Thomas Stubler

Koordinator Kriseninterventionsteam Vorarlberg

Extrem. Menschlich.

April 2016

Die Medien offenbaren es täglich: Wir leben in einer Zeit der Extreme. Ex­treme Armut, extremer Reichtum, extreme Gewinne, extreme Verluste und ex­tremes Wetter. Bleibt da noch Raum für extreme Menschlichkeit?
Beim Kriseninterventionsteam Vorarlberg begegnen wir jeden Tag Menschen in Extremsituationen. Wir begleiten und betreuen Angehörige und Freunde nach traumatischen Ereignissen. Ein plötzlicher Todesfall, ein schwerer Unfall – und die alltäglichen Extreme sind mit einem Schlag völlig bedeutungslos. Mitgefühl, Trost und Menschlichkeit sind nun extrem wichtig.

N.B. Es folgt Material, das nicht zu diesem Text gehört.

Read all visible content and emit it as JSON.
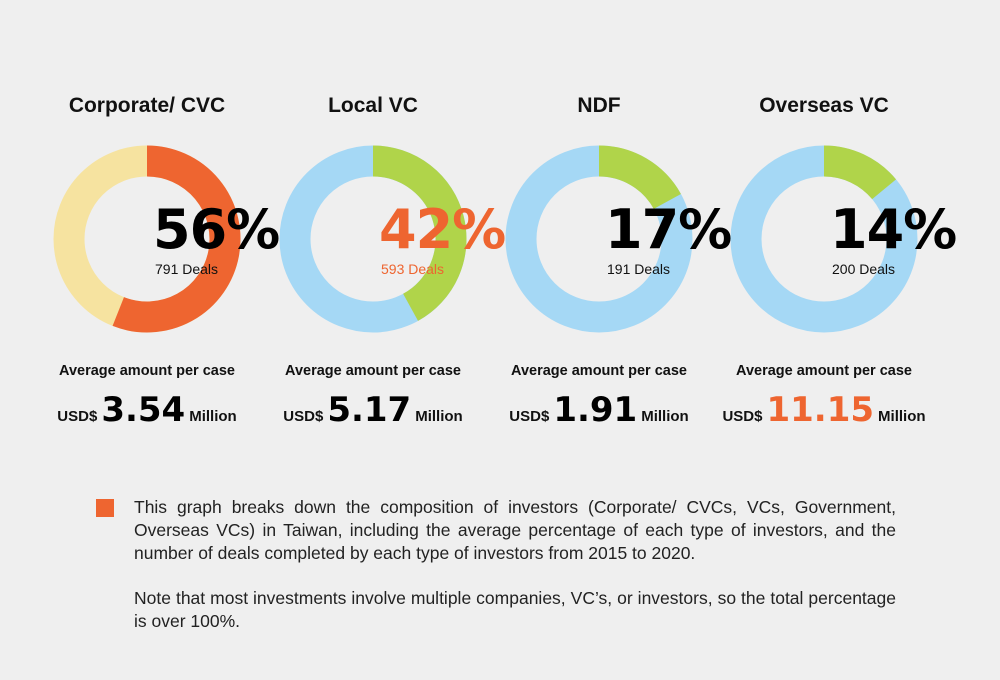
{
  "chart_data": {
    "type": "pie",
    "variant": "donut",
    "charts": [
      {
        "title": "Corporate/ CVC",
        "percent": 56,
        "percent_label": "56%",
        "deals_label": "791 Deals",
        "avg_label": "Average amount per case",
        "currency": "USD$",
        "amount": "3.54",
        "unit": "Million",
        "fill_color": "#ee6530",
        "rest_color": "#f6e3a0",
        "highlight_text": false,
        "highlight_amount": false
      },
      {
        "title": "Local VC",
        "percent": 42,
        "percent_label": "42%",
        "deals_label": "593 Deals",
        "avg_label": "Average amount per case",
        "currency": "USD$",
        "amount": "5.17",
        "unit": "Million",
        "fill_color": "#b0d44a",
        "rest_color": "#a5d8f5",
        "highlight_text": true,
        "highlight_amount": false
      },
      {
        "title": "NDF",
        "percent": 17,
        "percent_label": "17%",
        "deals_label": "191 Deals",
        "avg_label": "Average amount per case",
        "currency": "USD$",
        "amount": "1.91",
        "unit": "Million",
        "fill_color": "#b0d44a",
        "rest_color": "#a5d8f5",
        "highlight_text": false,
        "highlight_amount": false
      },
      {
        "title": "Overseas VC",
        "percent": 14,
        "percent_label": "14%",
        "deals_label": "200 Deals",
        "avg_label": "Average amount per case",
        "currency": "USD$",
        "amount": "11.15",
        "unit": "Million",
        "fill_color": "#b0d44a",
        "rest_color": "#a5d8f5",
        "highlight_text": false,
        "highlight_amount": true
      }
    ],
    "highlight_color": "#ee6530"
  },
  "note": {
    "paragraph1": "This graph breaks down the composition of investors (Corporate/ CVCs, VCs, Government, Overseas VCs)  in Taiwan, including the average percentage of each type of investors, and the number of deals completed by each type of investors from 2015 to 2020.",
    "paragraph2": "Note that most investments involve multiple companies, VC’s, or investors, so the total percentage is over 100%."
  }
}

Nicht nur unsere rund 80 ehrenamtlichen KIT-Mitarbeiterinnen und -Mitarbeiter zeigen diese Menschlichkeit. Wir erleben bei unseren Einsätzen, dass beinahe in jeder Familie, in jedem Freundeskreis auf die Ressource Menschlichkeit zurückgegriffen werden kann. In Extremsituationen.

Im Alltag und in der Arbeitswelt bleibt die Menschlichkeit jedoch häufig auf der Strecke. Man unterliegt im Job dem extremen Leistungsdruck, kämpft sogar in der Freizeit mit dem extremen Zeitdruck, und die vielzitierte Work/Life-Balance verkommt oft zur Work/not Work-Balance. Mit extrem wenig Life.

Aber darum sollte es uns doch gehen – um ein lebenswertes Leben. Ein Leben, in dem nicht nur Leistung und Termine zählen, sondern in dem man einfach Mensch sein kann. Mit allen Besonderheiten, Talenten und Unzulänglichkeiten, die jeden von uns ausmachen.

Es ist zweifellos wichtig und wertvoll, dass sich die Menschen in Extremsituationen aufs Menschsein besinnen. Aber ich würde mir wünschen, dass es dafür keine Extremsituationen braucht. Dass zwischen all den Extremen, die uns ganz selbstverständlich erscheinen, mehr Platz für Menschlichkeit, für das eigentliche Leben bleibt. Denn unser Leben hier in Vorarlberg ist ein extrem gutes.